Faux diplômes dans l’administration : le Burkina Faso face à une crise de confiance

faux diplômes dans l’administration : le Burkina Faso face à une crise de confiance

Le Conseil des ministres a récemment acté le renvoi de trois agents publics de haut niveau, dont un au sein de la Présidence, un autre aux Eaux et Forêts et un dernier aux Sciences de l’information. Cette décision, bien que nécessaire, met en lumière une réalité préoccupante : la fonction publique burkinabè est minée par des faux diplômes, symptomatiques d’un dysfonctionnement profond de l’État. Ce phénomène ne se limite pas à une simple malversation administrative ; il s’agit d’un véritable poids mort pour le développement du pays, où l’incompétence structurelle se paie au prix fort.
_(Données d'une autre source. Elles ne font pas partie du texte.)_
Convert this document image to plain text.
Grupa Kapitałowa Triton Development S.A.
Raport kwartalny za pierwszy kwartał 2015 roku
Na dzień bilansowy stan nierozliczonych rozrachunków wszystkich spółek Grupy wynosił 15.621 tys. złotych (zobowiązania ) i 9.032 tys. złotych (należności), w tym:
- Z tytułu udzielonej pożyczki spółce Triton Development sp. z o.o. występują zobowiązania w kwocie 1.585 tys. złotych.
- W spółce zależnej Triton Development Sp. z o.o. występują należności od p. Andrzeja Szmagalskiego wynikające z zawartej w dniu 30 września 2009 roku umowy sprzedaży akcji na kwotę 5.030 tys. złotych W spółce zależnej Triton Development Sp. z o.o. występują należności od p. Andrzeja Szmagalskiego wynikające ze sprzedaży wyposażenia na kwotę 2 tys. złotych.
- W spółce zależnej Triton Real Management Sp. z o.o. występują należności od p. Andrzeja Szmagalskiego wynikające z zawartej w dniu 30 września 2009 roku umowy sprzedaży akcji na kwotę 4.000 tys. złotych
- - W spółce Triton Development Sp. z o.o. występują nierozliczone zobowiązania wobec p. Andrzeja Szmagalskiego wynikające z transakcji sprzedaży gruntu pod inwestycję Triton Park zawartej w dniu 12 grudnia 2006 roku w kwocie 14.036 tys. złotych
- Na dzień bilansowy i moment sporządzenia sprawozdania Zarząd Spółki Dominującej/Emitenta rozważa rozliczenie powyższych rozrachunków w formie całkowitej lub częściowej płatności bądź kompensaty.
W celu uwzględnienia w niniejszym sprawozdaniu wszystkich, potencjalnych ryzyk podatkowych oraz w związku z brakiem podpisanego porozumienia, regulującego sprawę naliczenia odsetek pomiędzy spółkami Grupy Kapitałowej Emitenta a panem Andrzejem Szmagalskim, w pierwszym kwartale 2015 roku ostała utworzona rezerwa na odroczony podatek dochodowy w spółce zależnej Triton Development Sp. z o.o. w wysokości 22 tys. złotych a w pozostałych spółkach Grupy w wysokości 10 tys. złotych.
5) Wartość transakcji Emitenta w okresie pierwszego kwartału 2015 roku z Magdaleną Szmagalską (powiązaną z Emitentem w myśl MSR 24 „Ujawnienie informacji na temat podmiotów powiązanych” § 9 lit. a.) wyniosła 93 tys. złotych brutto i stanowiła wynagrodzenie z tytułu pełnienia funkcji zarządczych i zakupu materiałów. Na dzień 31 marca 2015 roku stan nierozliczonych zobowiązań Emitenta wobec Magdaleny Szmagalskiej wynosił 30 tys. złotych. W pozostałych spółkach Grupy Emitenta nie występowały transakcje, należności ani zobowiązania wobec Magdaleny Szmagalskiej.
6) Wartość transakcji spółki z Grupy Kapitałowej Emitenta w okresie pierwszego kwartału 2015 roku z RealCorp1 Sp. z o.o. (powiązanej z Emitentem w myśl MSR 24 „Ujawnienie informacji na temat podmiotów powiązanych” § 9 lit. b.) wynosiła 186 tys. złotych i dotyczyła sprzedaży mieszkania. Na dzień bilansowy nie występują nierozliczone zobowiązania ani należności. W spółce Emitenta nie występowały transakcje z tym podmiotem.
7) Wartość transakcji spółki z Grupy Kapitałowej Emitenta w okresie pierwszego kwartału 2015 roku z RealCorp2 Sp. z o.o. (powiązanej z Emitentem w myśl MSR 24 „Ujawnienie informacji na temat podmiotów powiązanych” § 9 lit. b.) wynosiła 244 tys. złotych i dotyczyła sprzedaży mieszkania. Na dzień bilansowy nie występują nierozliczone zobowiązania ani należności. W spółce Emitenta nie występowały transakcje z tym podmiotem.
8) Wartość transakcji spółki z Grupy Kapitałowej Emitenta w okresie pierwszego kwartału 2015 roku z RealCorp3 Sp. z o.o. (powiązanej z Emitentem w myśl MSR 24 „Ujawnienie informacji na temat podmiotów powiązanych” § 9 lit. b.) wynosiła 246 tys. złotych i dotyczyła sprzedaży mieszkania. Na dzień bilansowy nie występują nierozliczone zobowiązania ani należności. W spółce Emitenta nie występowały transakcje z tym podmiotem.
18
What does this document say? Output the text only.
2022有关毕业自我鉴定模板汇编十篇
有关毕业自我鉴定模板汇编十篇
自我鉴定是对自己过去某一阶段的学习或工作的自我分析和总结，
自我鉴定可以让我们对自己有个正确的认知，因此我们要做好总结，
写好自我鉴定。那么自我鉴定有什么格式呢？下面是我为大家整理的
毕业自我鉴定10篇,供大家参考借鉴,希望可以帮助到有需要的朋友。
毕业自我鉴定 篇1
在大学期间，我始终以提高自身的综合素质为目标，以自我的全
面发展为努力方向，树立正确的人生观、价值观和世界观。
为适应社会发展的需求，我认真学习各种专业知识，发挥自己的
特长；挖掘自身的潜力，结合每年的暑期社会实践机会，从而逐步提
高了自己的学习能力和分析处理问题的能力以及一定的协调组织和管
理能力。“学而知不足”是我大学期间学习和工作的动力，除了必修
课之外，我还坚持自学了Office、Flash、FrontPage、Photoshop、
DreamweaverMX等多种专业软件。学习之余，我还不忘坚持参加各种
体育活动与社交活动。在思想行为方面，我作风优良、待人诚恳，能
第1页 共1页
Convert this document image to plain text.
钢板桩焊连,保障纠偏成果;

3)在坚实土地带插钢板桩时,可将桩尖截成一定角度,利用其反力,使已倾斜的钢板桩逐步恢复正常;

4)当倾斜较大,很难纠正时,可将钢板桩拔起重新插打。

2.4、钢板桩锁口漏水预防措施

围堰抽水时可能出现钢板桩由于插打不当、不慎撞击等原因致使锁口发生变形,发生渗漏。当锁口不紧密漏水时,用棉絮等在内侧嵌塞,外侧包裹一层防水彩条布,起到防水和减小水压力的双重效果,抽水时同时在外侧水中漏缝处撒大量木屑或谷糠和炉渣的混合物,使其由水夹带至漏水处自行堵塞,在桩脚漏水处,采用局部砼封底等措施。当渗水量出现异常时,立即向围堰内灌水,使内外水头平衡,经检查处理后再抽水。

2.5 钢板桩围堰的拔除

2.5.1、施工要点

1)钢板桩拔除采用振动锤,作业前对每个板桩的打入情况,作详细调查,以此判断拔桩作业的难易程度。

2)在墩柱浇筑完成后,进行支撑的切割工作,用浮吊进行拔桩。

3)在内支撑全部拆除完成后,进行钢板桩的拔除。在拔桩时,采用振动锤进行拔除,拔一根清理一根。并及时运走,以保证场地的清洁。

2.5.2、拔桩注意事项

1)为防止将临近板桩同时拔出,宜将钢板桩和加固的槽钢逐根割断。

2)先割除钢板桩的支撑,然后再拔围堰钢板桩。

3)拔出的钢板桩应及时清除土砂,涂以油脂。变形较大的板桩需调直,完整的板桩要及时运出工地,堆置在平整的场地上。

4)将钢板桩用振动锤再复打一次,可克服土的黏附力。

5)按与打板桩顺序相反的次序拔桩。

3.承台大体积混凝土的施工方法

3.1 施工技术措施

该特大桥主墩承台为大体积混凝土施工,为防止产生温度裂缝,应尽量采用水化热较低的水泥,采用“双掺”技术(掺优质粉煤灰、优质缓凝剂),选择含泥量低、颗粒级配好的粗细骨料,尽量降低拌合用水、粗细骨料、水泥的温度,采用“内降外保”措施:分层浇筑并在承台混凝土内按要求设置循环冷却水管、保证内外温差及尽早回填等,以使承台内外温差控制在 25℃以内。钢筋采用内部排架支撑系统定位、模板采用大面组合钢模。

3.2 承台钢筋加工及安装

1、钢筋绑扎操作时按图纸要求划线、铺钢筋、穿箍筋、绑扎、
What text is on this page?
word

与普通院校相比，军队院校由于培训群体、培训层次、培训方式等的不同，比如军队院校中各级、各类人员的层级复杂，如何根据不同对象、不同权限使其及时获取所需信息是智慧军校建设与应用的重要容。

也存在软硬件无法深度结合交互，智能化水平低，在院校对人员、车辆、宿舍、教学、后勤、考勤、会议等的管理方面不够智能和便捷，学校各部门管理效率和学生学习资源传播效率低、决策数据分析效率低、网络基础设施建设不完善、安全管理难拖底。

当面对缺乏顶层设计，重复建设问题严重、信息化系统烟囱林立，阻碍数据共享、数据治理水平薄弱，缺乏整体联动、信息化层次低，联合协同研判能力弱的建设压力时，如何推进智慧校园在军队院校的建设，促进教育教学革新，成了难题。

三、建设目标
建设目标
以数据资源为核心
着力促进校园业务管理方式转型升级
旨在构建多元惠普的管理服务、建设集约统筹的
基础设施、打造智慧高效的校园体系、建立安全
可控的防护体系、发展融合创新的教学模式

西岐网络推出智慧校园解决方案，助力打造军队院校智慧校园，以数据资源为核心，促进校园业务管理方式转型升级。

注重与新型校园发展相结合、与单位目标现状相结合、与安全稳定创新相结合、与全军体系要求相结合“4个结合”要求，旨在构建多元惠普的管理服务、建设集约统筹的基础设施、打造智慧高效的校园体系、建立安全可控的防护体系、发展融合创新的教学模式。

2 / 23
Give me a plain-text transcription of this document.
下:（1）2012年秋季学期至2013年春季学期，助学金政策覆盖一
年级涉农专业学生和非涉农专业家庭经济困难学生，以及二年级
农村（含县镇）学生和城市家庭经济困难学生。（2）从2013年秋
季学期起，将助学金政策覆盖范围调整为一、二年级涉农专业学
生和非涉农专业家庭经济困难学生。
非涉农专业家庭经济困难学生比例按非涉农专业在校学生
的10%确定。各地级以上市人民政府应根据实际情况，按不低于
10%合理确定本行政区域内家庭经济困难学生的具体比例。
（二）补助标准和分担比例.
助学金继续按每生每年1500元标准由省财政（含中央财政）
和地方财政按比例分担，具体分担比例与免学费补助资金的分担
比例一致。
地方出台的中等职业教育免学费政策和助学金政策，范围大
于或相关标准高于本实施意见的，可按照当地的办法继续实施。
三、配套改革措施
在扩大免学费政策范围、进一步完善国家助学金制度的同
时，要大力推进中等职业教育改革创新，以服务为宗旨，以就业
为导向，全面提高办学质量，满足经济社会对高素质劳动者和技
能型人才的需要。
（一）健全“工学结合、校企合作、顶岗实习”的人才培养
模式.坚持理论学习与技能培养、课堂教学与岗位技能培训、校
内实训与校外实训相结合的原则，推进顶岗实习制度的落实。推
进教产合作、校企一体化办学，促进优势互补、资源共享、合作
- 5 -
l’imposture académique, un frein au développement national

Un diplôme truqué n’est pas une simple erreur administrative, mais l’intégration délibérée d’une incompétence organisée au cœur des mécanismes décisionnels. Dans un contexte où le Burkina Faso tente de se reconstruire face à des défis multiples, la présence d’agents dépourvus des compétences nécessaires devient un handicap stratégique. Sans une formation rigoureuse — marquée par la recherche, la rigueur méthodologique et l’analyse critique — ces responsables sont condamnés à naviguer à l’aveugle dans des dossiers complexes.

Leur incapacité à appréhender les données macroéconomiques, à concevoir des solutions innovantes ou à maîtriser les enjeux de financement ne relève pas d’un manque de bonne volonté, mais d’un déficit structurel. Ils ne font qu’exécuter des tâches routinières, sans vision d’ensemble, condamnant l’action publique à une gestion au jour le jour, loin des ambitions affichées.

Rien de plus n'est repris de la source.